Now, it’s not on all three of them that the Avs are in this position; missing defensive stalwarts at forward in Valeri Nichushkin and Gabe Landeskog make it a much tougher task in general, as well, because of the two-way acumen those guys bring. To me, it just seems to really shine the spotlight on guys who shouldn’t be playing that kind of role.

At this stage of his career, you can put Erik Johnson on that list, too, and add Sam Girard as a guy who is not going to thrive when asking him exclusively to defend. It’s just not a fit for this personnel. I also don’t think it’s a tactical decision as much as it is a team struggling with some leadership issues right now keeping their head on straight and getting the job done.

Unsung Hero

Active Defense

I just wrote a bunch of words about how I think Colorado’s replacement defenders are actively holding them back when trying to protect leads, but if you look at that entire unit today, they were awesome on the other side of the puck against the Blues.

Every single Avalanche defenseman registered a shot on goal and you saw strong activation in the offensive zone from Makar, Toews, Girard, Hunt, and even Englund. Makar, Girard, and Hunt all finished with assists.

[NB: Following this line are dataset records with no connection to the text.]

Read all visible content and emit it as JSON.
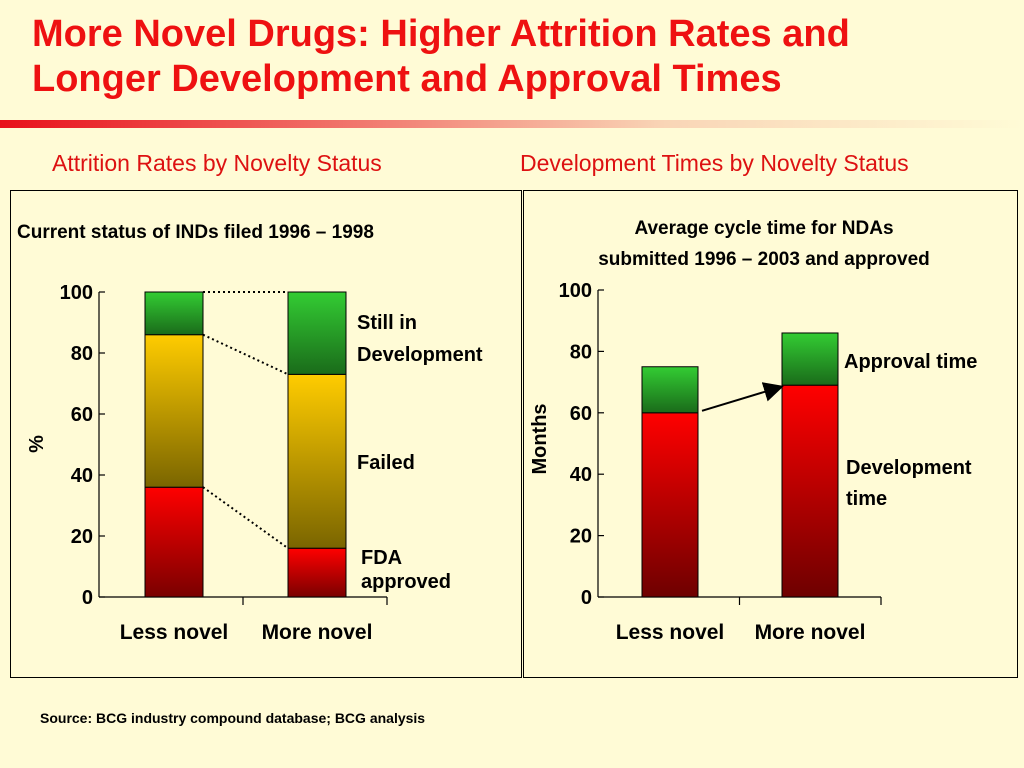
{
  "slide": {
    "title_line1": "More Novel Drugs: Higher Attrition Rates and",
    "title_line2": "Longer Development and Approval Times",
    "left_heading": "Attrition Rates by Novelty Status",
    "right_heading": "Development Times by Novelty Status",
    "source": "Source: BCG industry compound database; BCG analysis"
  },
  "colors": {
    "title": "#ee1111",
    "green": "#2f9e2f",
    "yellow": "#f2c200",
    "red": "#e60000"
  },
  "chart_data": [
    {
      "type": "bar",
      "stacked": true,
      "title": "Current status of INDs filed 1996 – 1998",
      "ylabel": "%",
      "ylim": [
        0,
        100
      ],
      "yticks": [
        0,
        20,
        40,
        60,
        80,
        100
      ],
      "categories": [
        "Less novel",
        "More novel"
      ],
      "series": [
        {
          "name": "FDA approved",
          "values": [
            36,
            16
          ]
        },
        {
          "name": "Failed",
          "values": [
            50,
            57
          ]
        },
        {
          "name": "Still in Development",
          "values": [
            14,
            27
          ]
        }
      ],
      "legend_labels": {
        "still_line1": "Still in",
        "still_line2": "Development",
        "failed": "Failed",
        "fda_line1": "FDA",
        "fda_line2": "approved"
      }
    },
    {
      "type": "bar",
      "stacked": true,
      "title_line1": "Average cycle time for NDAs",
      "title_line2": "submitted 1996 – 2003 and approved",
      "ylabel": "Months",
      "ylim": [
        0,
        100
      ],
      "yticks": [
        0,
        20,
        40,
        60,
        80,
        100
      ],
      "categories": [
        "Less novel",
        "More novel"
      ],
      "series": [
        {
          "name": "Development time",
          "values": [
            60,
            69
          ]
        },
        {
          "name": "Approval time",
          "values": [
            15,
            17
          ]
        }
      ],
      "legend_labels": {
        "approval": "Approval time",
        "dev_line1": "Development",
        "dev_line2": "time"
      }
    }
  ]
}
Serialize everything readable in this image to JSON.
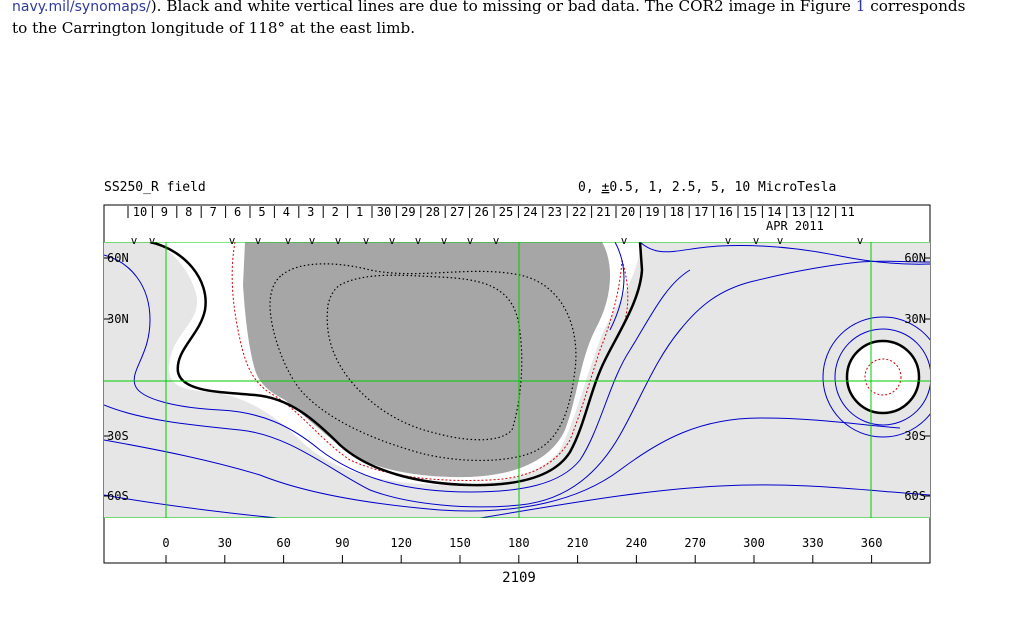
{
  "paragraph": {
    "line1_prefix": "",
    "line1_link": "navy.mil/synomaps/",
    "line1_mid": "). Black and white vertical lines are due to missing or bad data. The COR2 image in Figure ",
    "line1_ref": "1",
    "line1_suffix": " corresponds",
    "line2": "to the Carrington longitude of 118° at the east limb."
  },
  "figure": {
    "title_left": "SS250_R field",
    "title_right_pre": "0, ",
    "title_right_pm": "±",
    "title_right_post": "0.5, 1, 2.5, 5, 10 MicroTesla",
    "dates": [
      "10",
      "9",
      "8",
      "7",
      "6",
      "5",
      "4",
      "3",
      "2",
      "1",
      "30",
      "29",
      "28",
      "27",
      "26",
      "25",
      "24",
      "23",
      "22",
      "21",
      "20",
      "19",
      "18",
      "17",
      "16",
      "15",
      "14",
      "13",
      "12",
      "11"
    ],
    "month_label": "APR 2011",
    "lat_labels_left": [
      "60N",
      "30N",
      "30S",
      "60S"
    ],
    "lat_labels_right": [
      "60N",
      "30N",
      "30S",
      "60S"
    ],
    "lon_ticks": [
      "0",
      "30",
      "60",
      "90",
      "120",
      "150",
      "180",
      "210",
      "240",
      "270",
      "300",
      "330",
      "360"
    ],
    "rotation_label": "2109",
    "colors": {
      "grid": "#00cc00",
      "contour_blue": "#0000cc",
      "neutral_line": "#000000",
      "red_dotted": "#cc0000",
      "positive_fill": "#a6a6a6",
      "negative_fill": "#e6e6e6"
    }
  }
}
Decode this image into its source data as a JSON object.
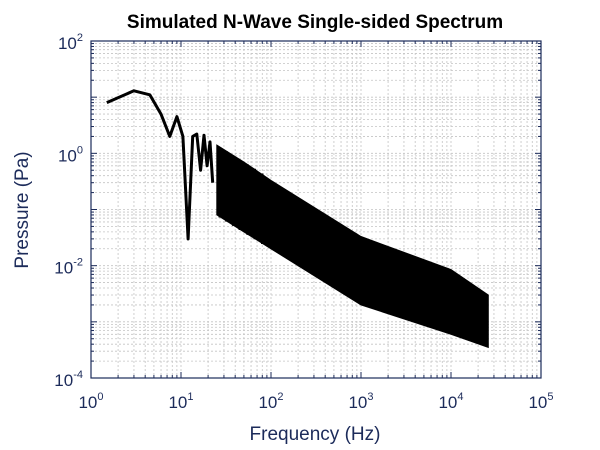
{
  "chart_data": {
    "type": "line",
    "title": "Simulated N-Wave Single-sided Spectrum",
    "xlabel": "Frequency (Hz)",
    "ylabel": "Pressure (Pa)",
    "x_scale": "log",
    "y_scale": "log",
    "xlim": [
      1,
      100000
    ],
    "ylim": [
      0.0001,
      100
    ],
    "grid": true,
    "minor_grid": true,
    "x_ticks": [
      {
        "base": "10",
        "exp": "0"
      },
      {
        "base": "10",
        "exp": "1"
      },
      {
        "base": "10",
        "exp": "2"
      },
      {
        "base": "10",
        "exp": "3"
      },
      {
        "base": "10",
        "exp": "4"
      },
      {
        "base": "10",
        "exp": "5"
      }
    ],
    "y_ticks": [
      {
        "base": "10",
        "exp": "-4"
      },
      {
        "base": "10",
        "exp": "-2"
      },
      {
        "base": "10",
        "exp": "0"
      },
      {
        "base": "10",
        "exp": "2"
      }
    ],
    "series": [
      {
        "color": "#000000",
        "x": [
          1.5,
          3,
          4.5,
          6,
          7.5,
          9,
          10.5,
          12,
          13.5,
          15,
          16.5,
          18,
          19.5,
          21,
          22.5
        ],
        "y": [
          8,
          13,
          11,
          5,
          2,
          4.5,
          2,
          0.03,
          2,
          2.2,
          0.5,
          2.1,
          0.6,
          1.6,
          0.3
        ],
        "envelope": {
          "x": [
            25,
            50,
            100,
            1000,
            10000,
            26000
          ],
          "upper": [
            1.4,
            0.7,
            0.33,
            0.033,
            0.0085,
            0.003
          ],
          "lower": [
            0.08,
            0.04,
            0.02,
            0.002,
            0.0006,
            0.00035
          ]
        }
      }
    ]
  },
  "colors": {
    "axis": "#1c2b5a",
    "line": "#000000",
    "grid": "#c4c4c4",
    "background": "#ffffff"
  }
}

We’ve talked a lot this year about how Colorado’s offense unlocks at its highest level when the defense is adding to the mix and today was a very good example of that. I loved the way that group jumped into the play.

I’ve always said that I think this team can and will accept aggressive mistakes. Trying to make something happen is the entire point of being out there. Go be a difference-maker. It’s when they only want to focus on not allowing the other team to do stuff that I think they lose their way.